We present abundance ratios for 23 elements with respect to Fe in a sample of stars with a wide range in luminosity, from luminous giants to stars near the turnoff in a globular cluster. Our sample of 25 stars in M71 includes 10 giant stars more luminous than the red horizontal branch ( RHB), three HB stars, nine giant stars less luminous than the RHB, and three stars near the turnoff. The analyzed spectra, obtained with HIRES at the Keck Observatory, are of high dispersion (R = lambda/Deltalambda = 35,000). We find that the neutron capture, the iron peak, and the element abundance ratios show no trend with T e and low scatter around the mean between the top of the RGB and near the main-sequence turnoff. The alpha-elements Mg, Ca, Si, and Ti are over-abundant relative to Fe. The anticorrelation between O and Na abundances observed in other metal-poor globular clusters is detected in our sample and extends to the main sequence.

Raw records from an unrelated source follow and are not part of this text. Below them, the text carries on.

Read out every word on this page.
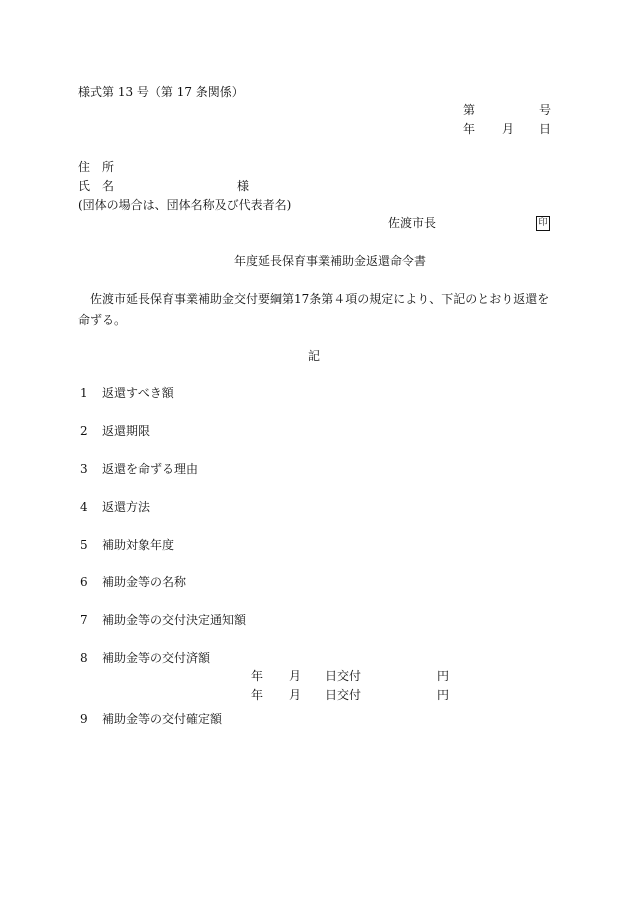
様式第 13 号（第 17 条関係）
第	号
年 月 日
住　所
氏　名	様
(団体の場合は、団体名称及び代表者名)
佐渡市長	印
年度延長保育事業補助金返還命令書
　佐渡市延長保育事業補助金交付要綱第17条第４項の規定により、下記のとおり返還を命ずる。
記
1 返還すべき額
2 返還期限
3 返還を命ずる理由
4 返還方法
5 補助対象年度
6 補助金等の名称
7 補助金等の交付決定通知額
8 補助金等の交付済額
年 月 日交付	円
年 月 日交付	円
9 補助金等の交付確定額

A statistically significant correlation between Al and Na abundances is observed among the M71 stars in our sample, extending to M(V) = +1.8, fainter than the luminosity of the RGB bump in M5. Lithium is varying, as expected, and Zr may be varying from star to star as well. M71 appears to have abundance ratios very similar to M5, whose bright giants were studied by Ivans et al., but seems to have a smaller amplitude of star-to-star variations at a given luminosity, as might be expected from its higher metallicity. Neither extremely O-poor, Na-rich stars nor extremely O-rich, Na-poor, stars such as are observed in M5 and in M13, are present in our sample of M71 stars. The results of our abundance analysis of 25 stars in M71 provide sufficient evidence of abundance variations at unexpectedly low luminosities to rule out the mixing scenario. Either alone or, even more powerfully, combined with other recent studies of C and N abundances in M71 stars, the existence of such abundance variations cannot be reproduced within the context of our current understanding of stellar evolution.